Effect of different-sized colloids on the transport and deposition of titanium dioxide nanoparticles in quartz sand

摘要

Colloids (non-biological and biological) with different sizes are ubiquitous in natural environment. The investigations regarding the influence of different-sized colloids on the transport and deposition behaviors of engineered-nanoparticles in porous media yet are still largely lacking. This study investigated the effects of different-sized non-biological and biological colloids on the transport of titanium dioxide nanoparticles (nTiO(2)) in quartz sand under both electrostatically favorable and unfavorable conditions. Fluorescent carboxylate-modified polystyrene latex microspheres (CML) with sizes of 0.2-2 mu m were utilized as model non-biological colloids, while Gram-negative Escherichia coli (similar to 1 mu m) and Gram-positive Bacillus subtilis (similar to 2 mu m) were employed as model biological colloids. Under the examined solution conditions, both breakthrough curves and retained profiles of nTiO(2) with different-sized CML particles/bacteria were similar as those without colloids under favorable conditions, indicating that the copresence of model colloids in suspensions had negligible effects on the transport and deposition of nTiO(2) under favorable conditions. In contrast, higher breakthrough curves and lower retained profiles of nTiO(2) with CML particles/bacteria relative to those without copresent colloids were observed under unfavorable conditions.
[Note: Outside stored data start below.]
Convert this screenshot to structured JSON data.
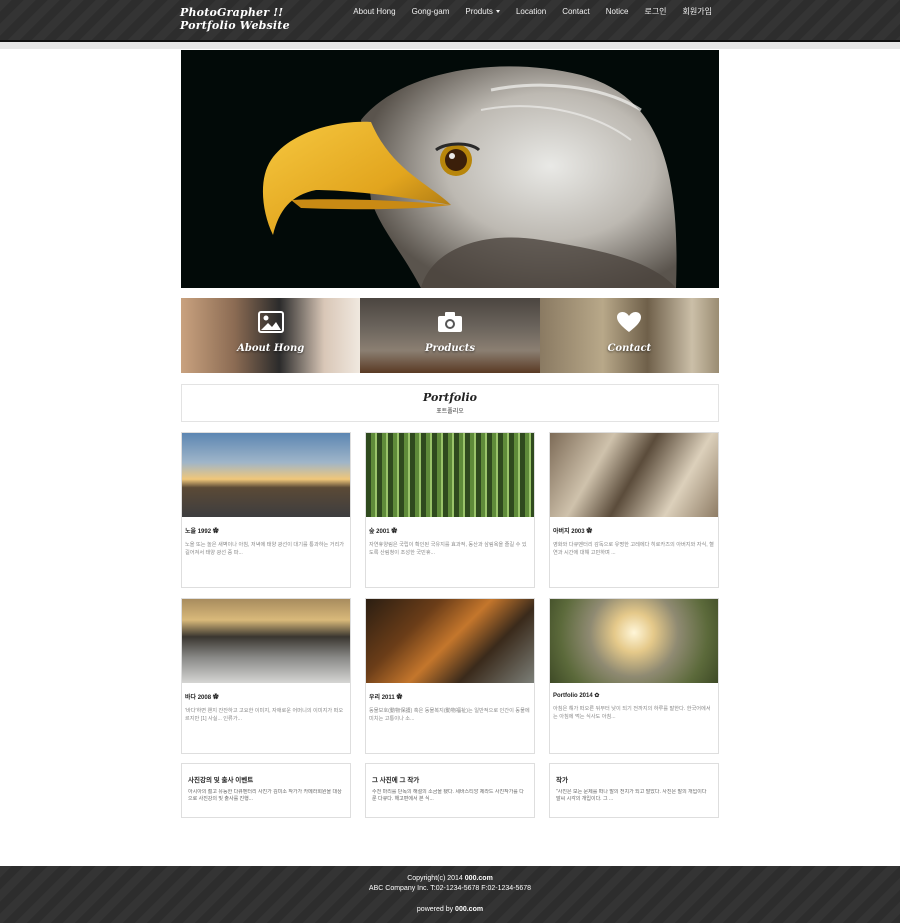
{
  "brand": {
    "line1": "PhotoGrapher !!",
    "line2": "Portfolio Website"
  },
  "nav": [
    {
      "label": "About Hong"
    },
    {
      "label": "Gong-gam"
    },
    {
      "label": "Produts"
    },
    {
      "label": "Location"
    },
    {
      "label": "Contact"
    },
    {
      "label": "Notice"
    },
    {
      "label": "로그인"
    },
    {
      "label": "회원가입"
    }
  ],
  "tiles": [
    {
      "label": "About Hong",
      "icon": "image-icon"
    },
    {
      "label": "Products",
      "icon": "camera-icon"
    },
    {
      "label": "Contact",
      "icon": "heart-icon"
    }
  ],
  "portfolio": {
    "title": "Portfolio",
    "subtitle": "포트폴리오"
  },
  "cards": [
    {
      "title": "노을 1992 ✿",
      "text": "노을 또는 놀은 새벽이나 아침, 저녁에 태양 광선이 대기를 통과하는 거리가 길어져서 태양 광선 중 파..."
    },
    {
      "title": "숲 2001 ✿",
      "text": "자연휴양림은 국립이 확인된 국유지를 효과적, 동산과 삼림욕을 즐길 수 있도록 산림청이 조성한 국민휴..."
    },
    {
      "title": "아버지 2003 ✿",
      "text": "영화와 다큐멘터리 감독으로 유명한 고레에다 히로카즈의 아버지와 자식, 혈연과 시간에 대해 고민하며 ..."
    },
    {
      "title": "바다 2008 ✿",
      "text": "'바다'하면 왠지 잔잔하고 고요한 이미지, 자애로운 어머니의 이미지가 떠오르지만 [1] 사실... 인류가..."
    },
    {
      "title": "우리 2011 ✿",
      "text": "동물보호(動物保護) 혹은 동물복지(動物福祉)는 일반적으로 인간이 동물에 미치는 고통이나 소..."
    },
    {
      "title": "Portfolio 2014 ✿",
      "text": "아침은 해가 떠오른 뒤부터 낮이 되기 전까지의 하루를 말한다. 한국어에서는 아침에 먹는 식사도 아침..."
    }
  ],
  "news": [
    {
      "title": "사진강의 및 출사 이벤트",
      "text": "아시아의 젊고 유능한 다큐멘터리 사진가 김미소 작가가 카메라회원을 대상으로 사진강의 및 출사를 진행..."
    },
    {
      "title": "그 사진에 그 작가",
      "text": "수천 마리를 단독의 해설의 소금을 됐다. 세바스티앙 제라드 사진작가를 다룬 다큐다. 해고편에서 본 식..."
    },
    {
      "title": "작가",
      "text": "\"사진은 보는 문제를 떠나 말의 전치가 되고 말았다. 사진은 말의 개입이다 말씨 시각의 개입이다. 그 ..."
    }
  ],
  "footer": {
    "copyright_prefix": "Copyright(c) 2014 ",
    "copyright_site": "000.com",
    "company": "ABC Company Inc. T:02-1234-5678 F:02-1234-5678",
    "powered_prefix": "powered by ",
    "powered_site": "000.com"
  }
}
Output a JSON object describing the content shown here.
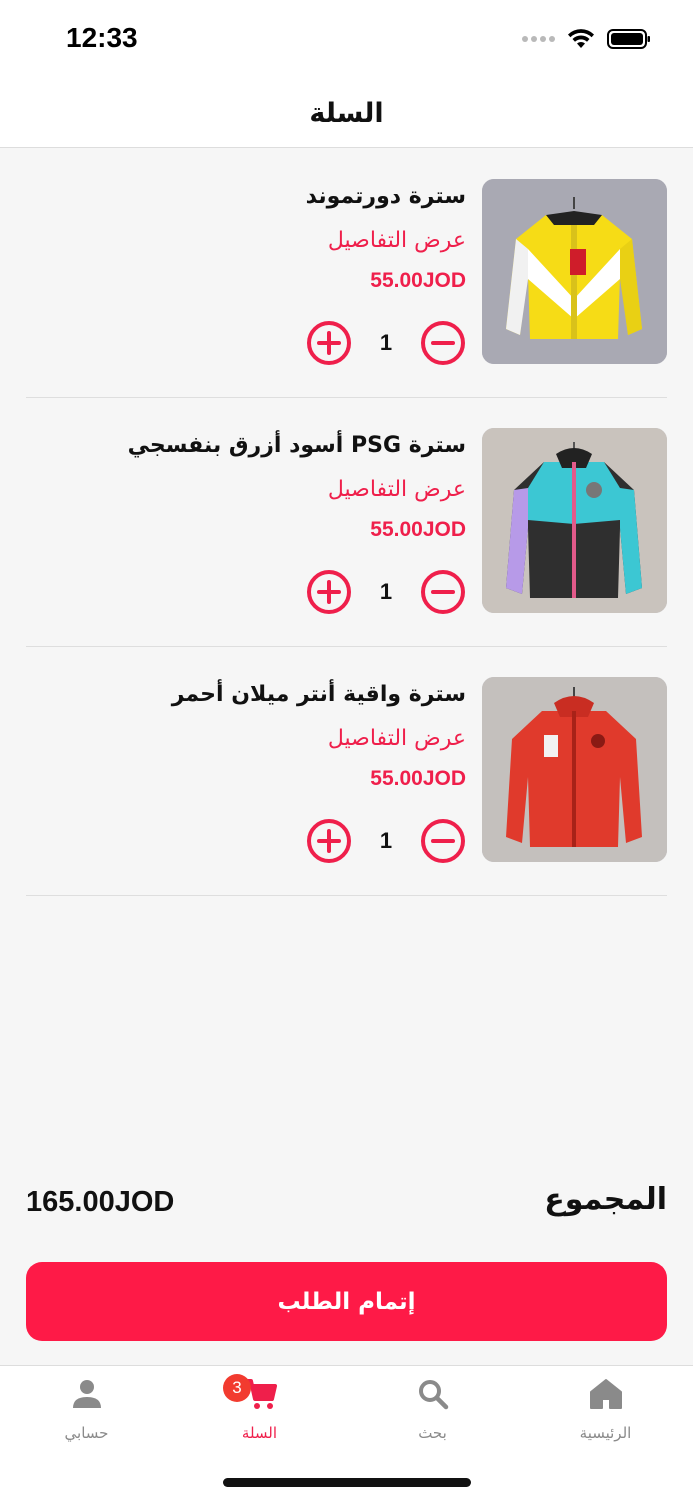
{
  "status_bar": {
    "time": "12:33"
  },
  "header": {
    "title": "السلة"
  },
  "colors": {
    "accent": "#fe1a47",
    "accent_text": "#ef1f4b",
    "badge": "#f23b2f"
  },
  "cart": {
    "items": [
      {
        "name": "سترة دورتموند",
        "details_link": "عرض التفاصيل",
        "price": "55.00JOD",
        "quantity": "1",
        "image_icon": "yellow-white-jacket"
      },
      {
        "name": "سترة PSG أسود أزرق بنفسجي",
        "details_link": "عرض التفاصيل",
        "price": "55.00JOD",
        "quantity": "1",
        "image_icon": "black-cyan-purple-jacket"
      },
      {
        "name": "سترة واقية  أنتر ميلان أحمر",
        "details_link": "عرض التفاصيل",
        "price": "55.00JOD",
        "quantity": "1",
        "image_icon": "red-jacket"
      }
    ]
  },
  "total": {
    "label": "المجموع",
    "amount": "165.00JOD"
  },
  "checkout": {
    "label": "إتمام الطلب"
  },
  "tab_bar": {
    "tabs": [
      {
        "label": "الرئيسية",
        "icon": "home-icon"
      },
      {
        "label": "بحث",
        "icon": "search-icon"
      },
      {
        "label": "السلة",
        "icon": "cart-icon",
        "badge": "3",
        "active": true
      },
      {
        "label": "حسابي",
        "icon": "person-icon"
      }
    ]
  }
}
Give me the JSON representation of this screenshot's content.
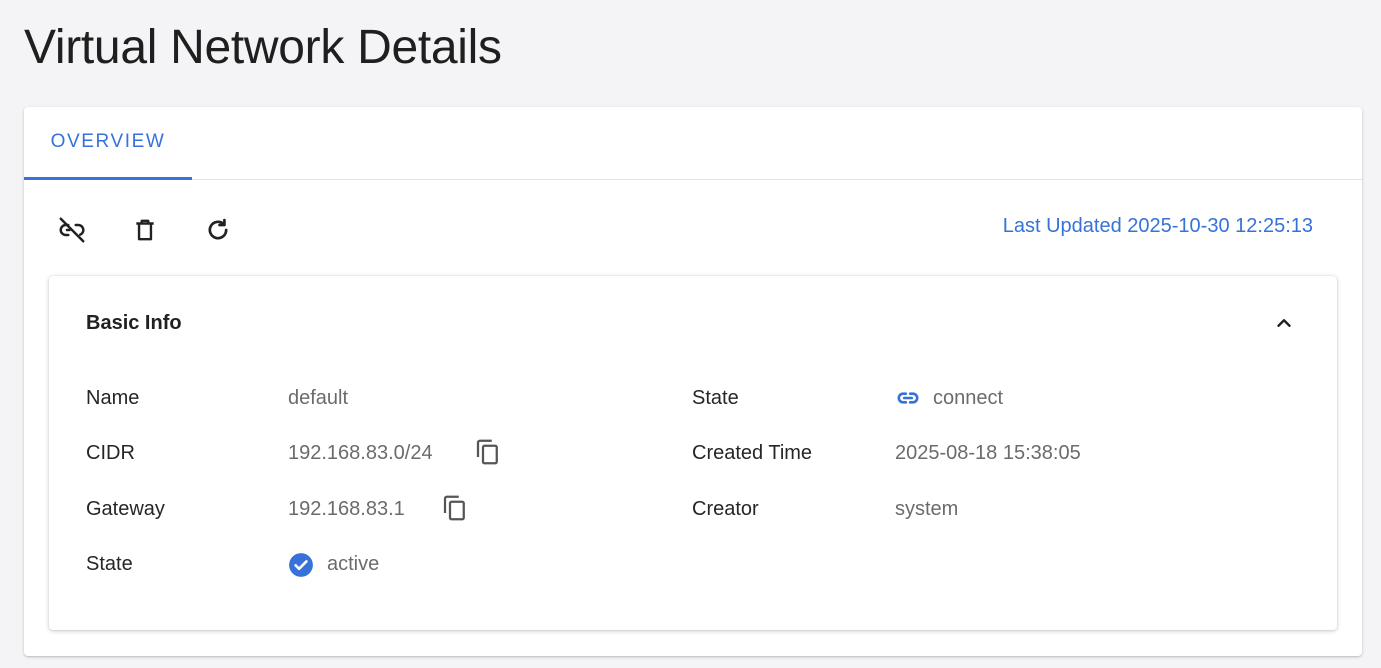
{
  "page": {
    "title": "Virtual Network Details"
  },
  "tabs": [
    {
      "label": "OVERVIEW",
      "active": true
    }
  ],
  "toolbar": {
    "icons": [
      "link-off-icon",
      "trash-icon",
      "refresh-icon"
    ],
    "last_updated": "Last Updated 2025-10-30 12:25:13"
  },
  "basic_info": {
    "title": "Basic Info",
    "left": [
      {
        "label": "Name",
        "value": "default"
      },
      {
        "label": "CIDR",
        "value": "192.168.83.0/24"
      },
      {
        "label": "Gateway",
        "value": "192.168.83.1"
      },
      {
        "label": "State",
        "value": "active"
      }
    ],
    "right": [
      {
        "label": "State",
        "value": "connect"
      },
      {
        "label": "Created Time",
        "value": "2025-08-18 15:38:05"
      },
      {
        "label": "Creator",
        "value": "system"
      }
    ]
  },
  "colors": {
    "accent": "#3672d9",
    "background": "#f4f4f6"
  }
}
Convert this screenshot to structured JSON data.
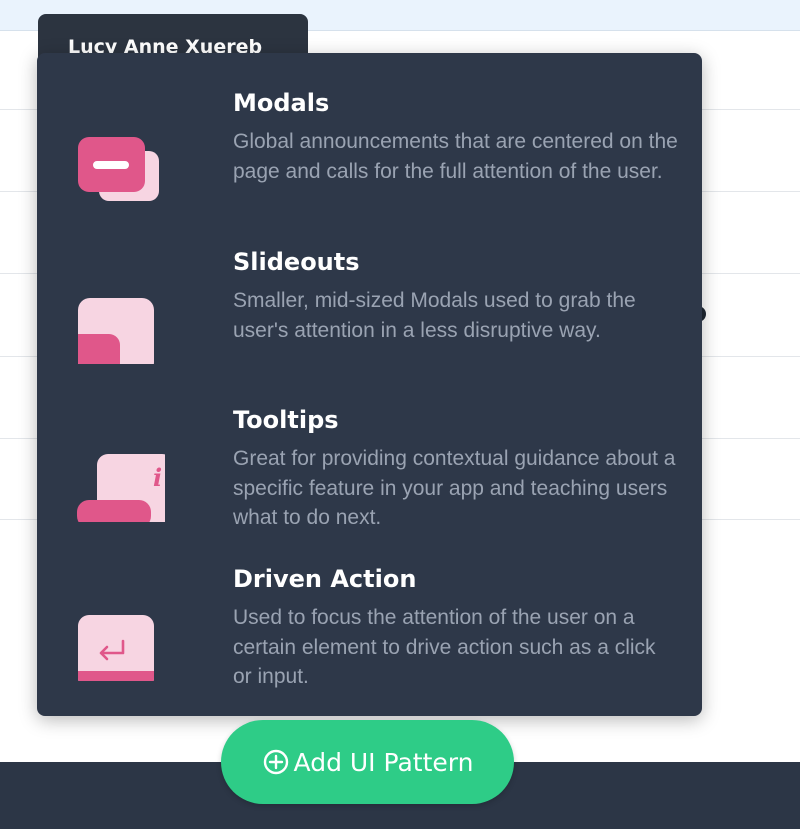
{
  "user": {
    "name": "Lucy Anne Xuereb"
  },
  "menu": {
    "items": [
      {
        "title": "Modals",
        "description": "Global announcements that are centered on the page and calls for the full attention of the user.",
        "icon": "modal-icon"
      },
      {
        "title": "Slideouts",
        "description": "Smaller, mid-sized Modals used to grab the user's attention in a less disruptive way.",
        "icon": "slideout-icon"
      },
      {
        "title": "Tooltips",
        "description": "Great for providing contextual guidance about a specific feature in your app and teaching users what to do next.",
        "icon": "tooltip-icon"
      },
      {
        "title": "Driven Action",
        "description": "Used to focus the attention of the user on a certain element to drive action such as a click or input.",
        "icon": "driven-action-icon"
      }
    ]
  },
  "footer": {
    "add_button_label": "Add UI Pattern",
    "add_button_icon": "plus-circle-icon"
  },
  "colors": {
    "accent_pink": "#e0578a",
    "light_pink": "#f7d5e2",
    "panel_bg": "#2e3849",
    "button_green": "#2ecc87"
  }
}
Clearly, the copresence of model colloids increased the transport and decreased the deposition of nTiO(2) in quartz sand under unfavorable conditions (solution conditions examined in present study). Both competition of deposition sites on quartz sand surfaces and the enhanced stability/dispersion of nTiO(2) induced by copresent colloids were found to be responsible for the increased nTiO(2) transport with colloids under unfavorable conditions. Moreover, the smallest colloids had the highest coverage on sand surface and most significant dispersion effect on nTiO(2), resulting in the greatest nTiO(2) transport. (C) 2015 Published by Elsevier Ltd.